PHS has no “breakthroughs”, technical or otherwise, as the author claims. PHS was fundamentally the connection of two reservoirs over elevation a century ago, and it remains that way today. The Blakers use of a geospatial tool to note, ‘look, here’s a hill, next to a basin, is interesting on global scale but is hardly a technical innovation. Among the Blakers sites identified by automata are desert sites in the Sahara with no water resource, and the unintended use of the ocean as a lower reservoir.
Like nuclear fusion, FERC has had PHS many proposals sitting for decades, and will likely continue that way. Not one of them is a serious commercial prospect. No major PHS projects have been built in the US for several decades.
Thanks for reading. “Breakthroughs” can be financial, not just technological: “One cost projection concluded that pumped hydro storage with more favorable financing is cost-competitive with lithium-ion battery storage. Copenhagen Infrastructure Partners appears to back that assessment, given the firm’s equity investment last summer in a 400 MW pumped hydro storage project in Montana.”
More recently, I have noticed that some PHS sites in the U.S. pipeline are in states not identified by the Australian researchers as having any potential.
Molten salt isn’t the only heat storage medium that can be used. At least one company uses graphite to store heat at about twice the temperature that is practical with molten salt.
MIT scientists have created a novel conceptual design called Sun in a Box, that heats silicon to four times the temperature of molten salts. 4,000 F versus 1,000 F. The design was for a graphite container for the hot silicon. They weren’t sure if it would hold up to such high temperatures, but their prototype showed that the container actually got stronger.
If these storage options are only 50% efficient at storing (electricity) then almost twice the solar and wind will be needed, compared to batteries. In that sense, pumped hydro would be best since it is not wasting energy in a thermal process. Of course, if the generation is already thermal, like concentrated solar thermal or molten salt nuclear, then the thermal storage is the most efficient extension.
The turbines commonly used for energy recovery are heat-based machines; meaning that the exhaust is cooler than the (expansion-rotor) intake. Simply, the loss of temperature corresponds to the ‘loss’ of heat (energy) converted into (shaft) mechanical energy.
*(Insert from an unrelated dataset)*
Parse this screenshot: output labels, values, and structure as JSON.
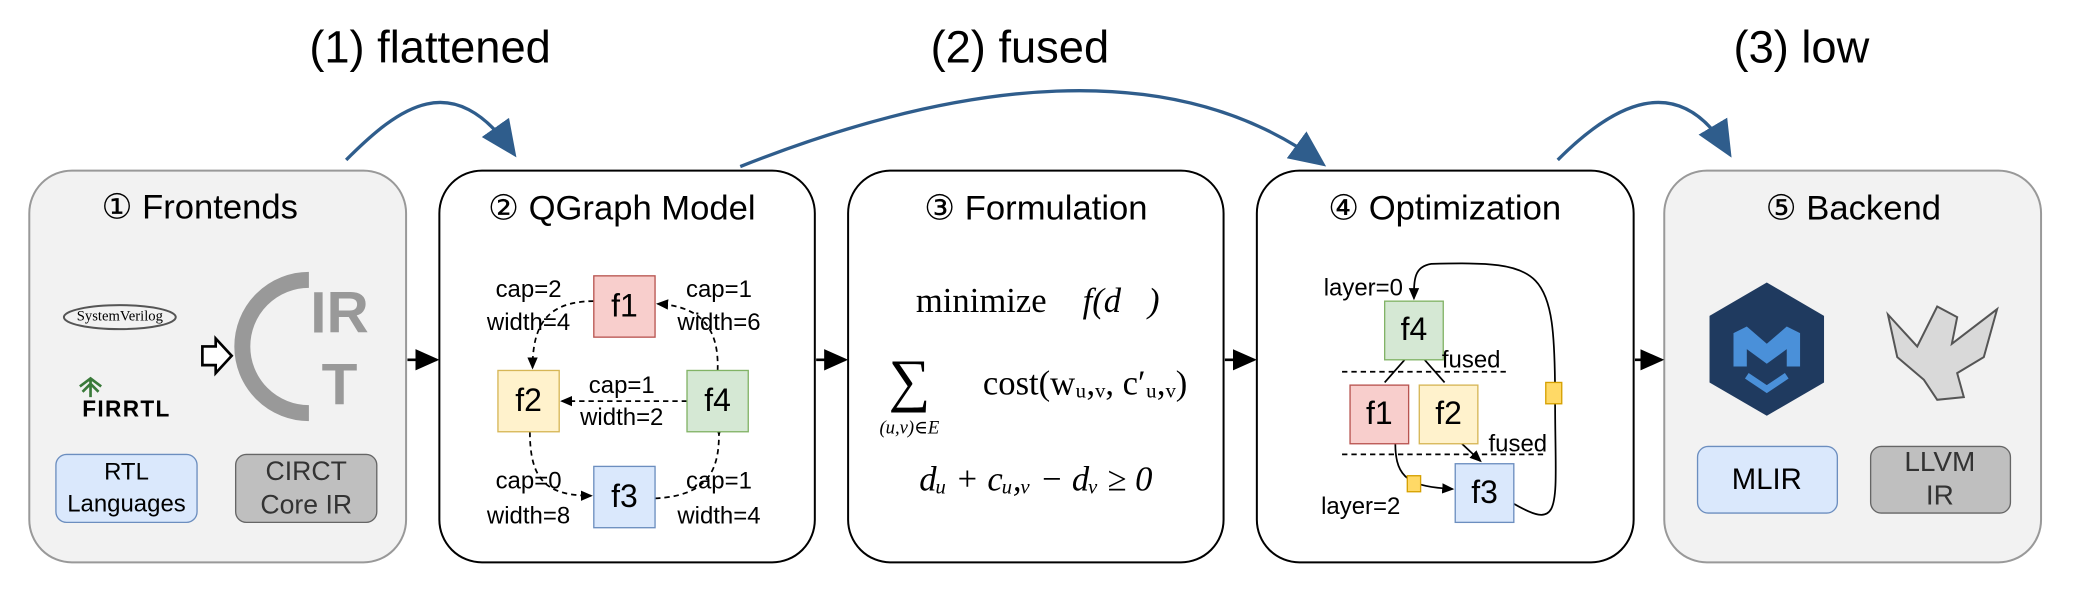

It is (disappointingly) surprising how little ‘would-be’ practitioners of energy recovery understand about the working of the actual turbo-machines which they, glibly, propose using.
Storing ‘cold’ for example is based on use of ambient heat to generate prodigious quantities of gas by converting cryogenically densified gas material.
The resulting gas, however, contains little heat that can be extracted by thermal turbines.
Presumably, it is a common notion that turbines are driven by the speed of air flow (as by a ‘pin-wheel’); but this is a basic misconception. In a closed system like a turbine-generator, mass must flow out as fast as it flows in.
Flow speed (ie, kinetic energy) cannot be decreased inside the machine w/o continuous (and disastrous) pressure-building!
Kinetic energy cannot be extracted (as it is by a pin-wheel).
For this reason, most conceptual compressed air energy storage architectures employ fuel burning to add the needed heat (back into cooled compressed air). Thus, all the recovered energy derives from the heat injected by fuel.
Bottom line: Energy storage in such systems requires heat storage for energy recovery. Heat storage and recovery, taken together, is difficult; but possible to do.
PHS in contrast, is based on the use of gravity, not heat. Energy storage and recovery by use of gravity (ie, weight) is easier to do; hence the noteworthy existing widespread deployments.
(You might leak the heat-concept foundational basis for gas turbines.)
Henry
The number of phs proposals in the FERC queue is not representative of anything because most of them are poorly conceived and nonviable. The cited Arizona projects are facing huge opposition. That said, there are gigawatts of excellent phs projects in development in the US, and market drivers absent since the original era of phs development here are emerging. Thus, expect to see a number of large projects built here in the coming decade.